Volumes at South-East Asia’s biggest cargo airport, Singapore Changi, were also flat this year. In the first nine months of 2015, cargo shipments held steady at 1.37 million tonnes (1.366m tonnes, -0.2%), despite a strong performance in September (+4.9%).

Meanwhile, Europe’s biggest cargo airport, Frankfurt, saw its cargo volumes (airfreight + airmail, excluding transit cargo) decrease by 2.4% to about 1.56 million tonnes in the first nine months of 2015, mainly reflecting the overall weak global trade environment and a slowdown in emerging economies. Frankfurt Airport handled around 2.2 million tonnes of cargo in 2014.

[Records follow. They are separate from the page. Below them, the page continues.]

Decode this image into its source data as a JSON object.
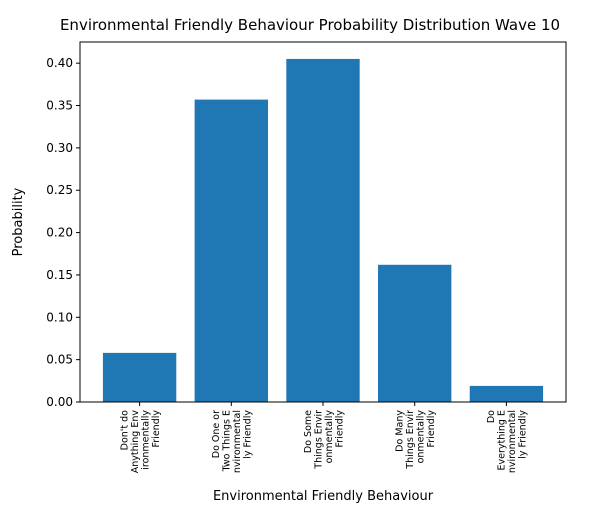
{
  "chart_data": {
    "type": "bar",
    "title": "Environmental Friendly Behaviour Probability Distribution Wave 10",
    "xlabel": "Environmental Friendly Behaviour",
    "ylabel": "Probability",
    "categories": [
      [
        "Don't do",
        "Anything Env",
        "ironmentally",
        "Friendly"
      ],
      [
        "Do One or",
        "Two Things E",
        "nvironmental",
        "ly Friendly"
      ],
      [
        "Do Some",
        "Things Envir",
        "onmentally",
        "Friendly"
      ],
      [
        "Do Many",
        "Things Envir",
        "onmentally",
        "Friendly"
      ],
      [
        "Do",
        "Everything E",
        "nvironmental",
        "ly Friendly"
      ]
    ],
    "values": [
      0.058,
      0.357,
      0.405,
      0.162,
      0.019
    ],
    "ylim": [
      0,
      0.425
    ],
    "yticks": [
      0.0,
      0.05,
      0.1,
      0.15,
      0.2,
      0.25,
      0.3,
      0.35,
      0.4
    ],
    "ytick_labels": [
      "0.00",
      "0.05",
      "0.10",
      "0.15",
      "0.20",
      "0.25",
      "0.30",
      "0.35",
      "0.40"
    ],
    "bar_color": "#1f77b4",
    "grid": false,
    "legend": "none"
  }
}
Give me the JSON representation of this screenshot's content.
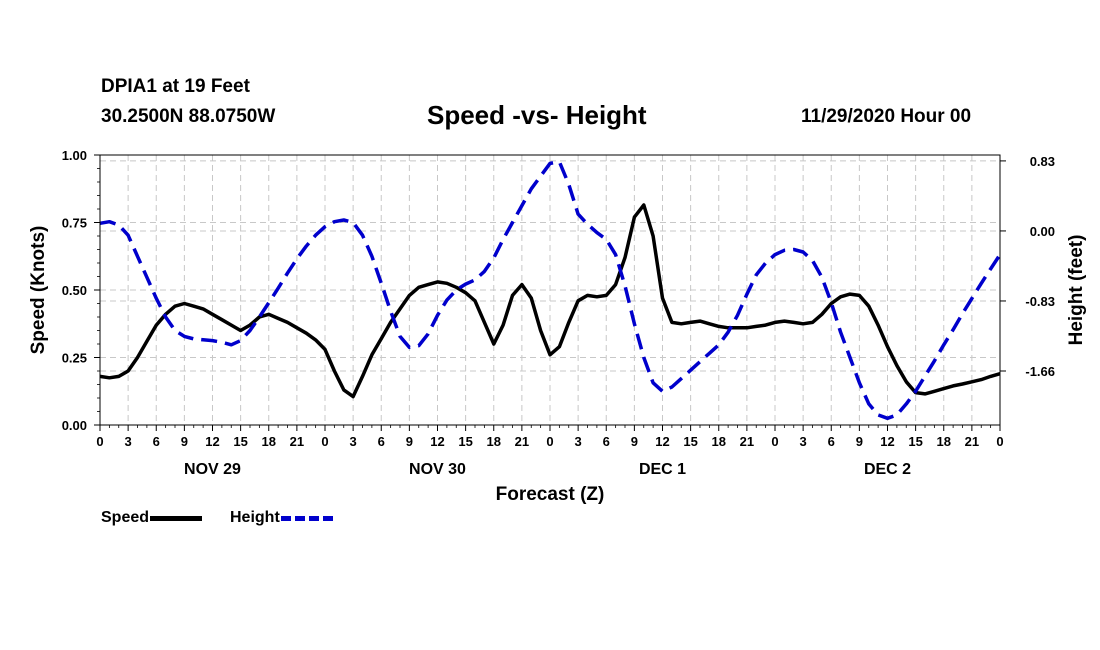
{
  "header": {
    "station": "DPIA1 at 19 Feet",
    "coords": "30.2500N 88.0750W",
    "title": "Speed -vs- Height",
    "timestamp": "11/29/2020 Hour 00"
  },
  "legend": {
    "speed_label": "Speed",
    "height_label": "Height"
  },
  "chart_data": {
    "type": "line",
    "title": "Speed -vs- Height",
    "xlabel": "Forecast (Z)",
    "ylabel_left": "Speed (Knots)",
    "ylabel_right": "Height (feet)",
    "x_range_hours": [
      0,
      96
    ],
    "x_tick_hours": [
      0,
      3,
      6,
      9,
      12,
      15,
      18,
      21,
      24,
      27,
      30,
      33,
      36,
      39,
      42,
      45,
      48,
      51,
      54,
      57,
      60,
      63,
      66,
      69,
      72,
      75,
      78,
      81,
      84,
      87,
      90,
      93,
      96
    ],
    "x_tick_labels": [
      "0",
      "3",
      "6",
      "9",
      "12",
      "15",
      "18",
      "21",
      "0",
      "3",
      "6",
      "9",
      "12",
      "15",
      "18",
      "21",
      "0",
      "3",
      "6",
      "9",
      "12",
      "15",
      "18",
      "21",
      "0",
      "3",
      "6",
      "9",
      "12",
      "15",
      "18",
      "21",
      "0"
    ],
    "day_labels": [
      {
        "hour": 12,
        "label": "NOV 29"
      },
      {
        "hour": 36,
        "label": "NOV 30"
      },
      {
        "hour": 60,
        "label": "DEC 1"
      },
      {
        "hour": 84,
        "label": "DEC 2"
      }
    ],
    "y_left": {
      "range": [
        0,
        1
      ],
      "ticks": [
        0,
        0.25,
        0.5,
        0.75,
        1
      ],
      "tick_labels": [
        "0.00",
        "0.25",
        "0.50",
        "0.75",
        "1.00"
      ]
    },
    "y_right": {
      "range": [
        -2.3,
        0.9
      ],
      "ticks": [
        0.83,
        0.0,
        -0.83,
        -1.66
      ],
      "tick_labels": [
        "0.83",
        "0.00",
        "-0.83",
        "-1.66"
      ]
    },
    "grid": true,
    "series": [
      {
        "name": "Speed",
        "axis": "left",
        "color": "#000000",
        "dash": "solid",
        "points": [
          [
            0,
            0.18
          ],
          [
            1,
            0.175
          ],
          [
            2,
            0.18
          ],
          [
            3,
            0.2
          ],
          [
            4,
            0.25
          ],
          [
            5,
            0.31
          ],
          [
            6,
            0.37
          ],
          [
            7,
            0.41
          ],
          [
            8,
            0.44
          ],
          [
            9,
            0.45
          ],
          [
            10,
            0.44
          ],
          [
            11,
            0.43
          ],
          [
            12,
            0.41
          ],
          [
            13,
            0.39
          ],
          [
            14,
            0.37
          ],
          [
            15,
            0.35
          ],
          [
            16,
            0.37
          ],
          [
            17,
            0.4
          ],
          [
            18,
            0.41
          ],
          [
            19,
            0.395
          ],
          [
            20,
            0.38
          ],
          [
            21,
            0.36
          ],
          [
            22,
            0.34
          ],
          [
            23,
            0.315
          ],
          [
            24,
            0.28
          ],
          [
            25,
            0.2
          ],
          [
            26,
            0.13
          ],
          [
            27,
            0.105
          ],
          [
            28,
            0.18
          ],
          [
            29,
            0.26
          ],
          [
            30,
            0.32
          ],
          [
            31,
            0.38
          ],
          [
            32,
            0.43
          ],
          [
            33,
            0.48
          ],
          [
            34,
            0.51
          ],
          [
            35,
            0.52
          ],
          [
            36,
            0.53
          ],
          [
            37,
            0.525
          ],
          [
            38,
            0.51
          ],
          [
            39,
            0.49
          ],
          [
            40,
            0.46
          ],
          [
            41,
            0.38
          ],
          [
            42,
            0.3
          ],
          [
            43,
            0.37
          ],
          [
            44,
            0.48
          ],
          [
            45,
            0.52
          ],
          [
            46,
            0.47
          ],
          [
            47,
            0.35
          ],
          [
            48,
            0.26
          ],
          [
            49,
            0.29
          ],
          [
            50,
            0.38
          ],
          [
            51,
            0.46
          ],
          [
            52,
            0.48
          ],
          [
            53,
            0.475
          ],
          [
            54,
            0.48
          ],
          [
            55,
            0.52
          ],
          [
            56,
            0.62
          ],
          [
            57,
            0.77
          ],
          [
            58,
            0.815
          ],
          [
            59,
            0.7
          ],
          [
            60,
            0.47
          ],
          [
            61,
            0.38
          ],
          [
            62,
            0.375
          ],
          [
            63,
            0.38
          ],
          [
            64,
            0.385
          ],
          [
            65,
            0.375
          ],
          [
            66,
            0.365
          ],
          [
            67,
            0.36
          ],
          [
            68,
            0.36
          ],
          [
            69,
            0.36
          ],
          [
            70,
            0.365
          ],
          [
            71,
            0.37
          ],
          [
            72,
            0.38
          ],
          [
            73,
            0.385
          ],
          [
            74,
            0.38
          ],
          [
            75,
            0.375
          ],
          [
            76,
            0.38
          ],
          [
            77,
            0.41
          ],
          [
            78,
            0.45
          ],
          [
            79,
            0.475
          ],
          [
            80,
            0.485
          ],
          [
            81,
            0.48
          ],
          [
            82,
            0.44
          ],
          [
            83,
            0.37
          ],
          [
            84,
            0.29
          ],
          [
            85,
            0.22
          ],
          [
            86,
            0.16
          ],
          [
            87,
            0.12
          ],
          [
            88,
            0.115
          ],
          [
            89,
            0.125
          ],
          [
            90,
            0.135
          ],
          [
            91,
            0.145
          ],
          [
            92,
            0.152
          ],
          [
            93,
            0.16
          ],
          [
            94,
            0.168
          ],
          [
            95,
            0.18
          ],
          [
            96,
            0.19
          ]
        ]
      },
      {
        "name": "Height",
        "axis": "right",
        "color": "#0000cc",
        "dash": "dashed",
        "points": [
          [
            0,
            0.09
          ],
          [
            1,
            0.11
          ],
          [
            2,
            0.07
          ],
          [
            3,
            -0.05
          ],
          [
            4,
            -0.3
          ],
          [
            5,
            -0.55
          ],
          [
            6,
            -0.8
          ],
          [
            7,
            -1.02
          ],
          [
            8,
            -1.18
          ],
          [
            9,
            -1.25
          ],
          [
            10,
            -1.28
          ],
          [
            11,
            -1.29
          ],
          [
            12,
            -1.3
          ],
          [
            13,
            -1.32
          ],
          [
            14,
            -1.35
          ],
          [
            15,
            -1.3
          ],
          [
            16,
            -1.18
          ],
          [
            17,
            -1.02
          ],
          [
            18,
            -0.85
          ],
          [
            19,
            -0.68
          ],
          [
            20,
            -0.5
          ],
          [
            21,
            -0.33
          ],
          [
            22,
            -0.18
          ],
          [
            23,
            -0.05
          ],
          [
            24,
            0.05
          ],
          [
            25,
            0.11
          ],
          [
            26,
            0.13
          ],
          [
            27,
            0.1
          ],
          [
            28,
            -0.05
          ],
          [
            29,
            -0.3
          ],
          [
            30,
            -0.62
          ],
          [
            31,
            -0.95
          ],
          [
            32,
            -1.25
          ],
          [
            33,
            -1.38
          ],
          [
            34,
            -1.36
          ],
          [
            35,
            -1.22
          ],
          [
            36,
            -1.0
          ],
          [
            37,
            -0.82
          ],
          [
            38,
            -0.7
          ],
          [
            39,
            -0.63
          ],
          [
            40,
            -0.58
          ],
          [
            41,
            -0.48
          ],
          [
            42,
            -0.32
          ],
          [
            43,
            -0.1
          ],
          [
            44,
            0.1
          ],
          [
            45,
            0.3
          ],
          [
            46,
            0.5
          ],
          [
            47,
            0.65
          ],
          [
            48,
            0.8
          ],
          [
            49,
            0.82
          ],
          [
            50,
            0.55
          ],
          [
            51,
            0.2
          ],
          [
            52,
            0.08
          ],
          [
            53,
            -0.02
          ],
          [
            54,
            -0.1
          ],
          [
            55,
            -0.28
          ],
          [
            56,
            -0.65
          ],
          [
            57,
            -1.1
          ],
          [
            58,
            -1.5
          ],
          [
            59,
            -1.8
          ],
          [
            60,
            -1.9
          ],
          [
            61,
            -1.85
          ],
          [
            62,
            -1.75
          ],
          [
            63,
            -1.65
          ],
          [
            64,
            -1.55
          ],
          [
            65,
            -1.45
          ],
          [
            66,
            -1.35
          ],
          [
            67,
            -1.2
          ],
          [
            68,
            -1.0
          ],
          [
            69,
            -0.75
          ],
          [
            70,
            -0.52
          ],
          [
            71,
            -0.38
          ],
          [
            72,
            -0.28
          ],
          [
            73,
            -0.23
          ],
          [
            74,
            -0.22
          ],
          [
            75,
            -0.25
          ],
          [
            76,
            -0.35
          ],
          [
            77,
            -0.55
          ],
          [
            78,
            -0.85
          ],
          [
            79,
            -1.2
          ],
          [
            80,
            -1.5
          ],
          [
            81,
            -1.8
          ],
          [
            82,
            -2.05
          ],
          [
            83,
            -2.18
          ],
          [
            84,
            -2.22
          ],
          [
            85,
            -2.18
          ],
          [
            86,
            -2.05
          ],
          [
            87,
            -1.9
          ],
          [
            88,
            -1.72
          ],
          [
            89,
            -1.54
          ],
          [
            90,
            -1.35
          ],
          [
            91,
            -1.17
          ],
          [
            92,
            -0.98
          ],
          [
            93,
            -0.8
          ],
          [
            94,
            -0.62
          ],
          [
            95,
            -0.45
          ],
          [
            96,
            -0.28
          ]
        ]
      }
    ]
  }
}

And North America’s busiest international cargo airport, Miami, also recorded flat cargo volumes in the first nine months, rising just 0.16%, year on year, to 1.607 million tonnes.

While there are some exceptions this year, for example Abu Dhabi recording growth of 7.2% in the first nine months of 2015 to 621,000 tonnes, on the whole 2015 has brought relatively disappointing growth in comparison with 2014.

Air cargo data specialist WorldACD described 2015 as “a year of modest volume growth, judging by the first three quarters of the year”. Using worldwide data from more than 50 mostly large airlines and more than 16,000 freight forwarding agents, it estimated that global air cargo volumes increased, year on year, by 4.2% in Q1, by 2.8% in Q2 and by a mere 1.2% in Q3, making for a year-to-date (YTD) figure of +2.7%. At country level, Australia, Bangladesh and Vietnam stand out with a YTD volume growth of more than 20%, it added.

But it said cargo revenues earned by airlines were a different story, WorldACD noted, in part reflecting falling lower fuel prices and hence fuel surcharge levels. Expressed in US$ or CNY, WorldACD noted a YoY decrease of 12% and 10%, respectively in the first three quarters. However, the same revenues expressed in JPY or EUR show an increase of 4% and 8%, respectively, WorldACD noted, as a result of the US dollar appreciating by about 15% against a basket of currencies over the past 12 months.

IATA estimated that total global air freight traffic, measured as Freight Tonne Kilometres (FTKs), was up by 2.4% , year on year, in the nine months to 30 September, while total available freight capacity (Available Freight Tonne Kilometres or ATKs) rise by 5.5%.

Discussing the market in September, IATA’s Director General and CEO Tony Tyler said the weakness in air cargo markets largely tracks anaemic growth in trade. “Although slightly improved from August, the global trend is fragile, and the improvement is narrowly based,” he noted.

“Growth reported by European carriers reflects positive trends in trade with Central and Eastern European economies as well as a general improvement in manufacturing in the Eurozone. But the largest air cargo region, Asia-Pacific, was only just in positive territory, held down by weak regional trade.”

Commenting on the outlook, IATA said: “Some of the conditions that led to the decline in world trade this year – a combination of weaker than expected global economic growth, particularly in emerging markets, as well as shifts toward the domestic market in China – are persisting. The September data suggests that improvements in some regions could counter further declines in air cargo demand. But this is narrowly based and the demand backdrop for air cargo remains fragile.”

As this issue of CAAS was going to press, airlines and freight forwarders were reporting a surge in demand during October and November from Asia’s major cargo airports to key markets such as Europe and the US, thanks to new tech product launches, particularly from Apple. However, the surge was understood to be caused by short-term, seasonal factors and was expected to die down by early December. And it was also unclear whether the spike in demand represented significant year-on-year growth, with shortages of capacity partly reflecting temporary restrictions placed on charter flights operating out of China’s most congested airports.